HBM Healthcare Investments (SIX:HBMN) reported profits of CHF72m for the third quarter of its financial year, buoyed by the takeover of long-term holding Advanced Accelerator Applications (AAA). The Switzerland-based fund invests globally in public and private healthcare companies and private equity funds, and is working to build its private company exposure back up towards long-term average levels following a strong period of IPOs and trade sales. The managers take a risk-aware approach to what can be a volatile sector, and have been taking profits on the back of clinical successes, as well as hedging c 20% of the listed equity exposure through a short position in an ETF tracking the NASDAQ Biotechnology index. The discount to NAV has narrowed in line with the general trend for investment companies, but remains wider than those of peers whose sole or main focus is listed equity markets. HBMN’s shares currently yield 4.3%.

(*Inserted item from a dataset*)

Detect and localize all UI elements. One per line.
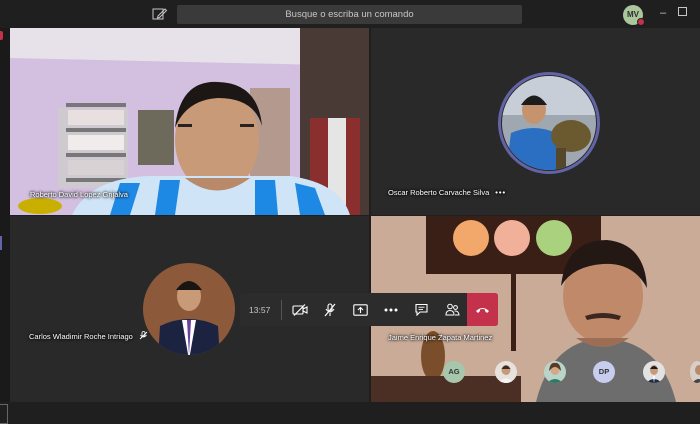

Investment strategy: Long-term, risk-aware approach
HBM Partners’ investment professionals, most of whom have scientific backgrounds, are organised into two teams covering private and public healthcare companies globally. The managers use their extensive networks to source investments in early- and later-stage companies and private equity funds, diversified by clinical focus and geography. Many of the holdings in the public portfolio began as investments in private companies. Short positions may be used as a means of mitigating volatility in the listed portfolio.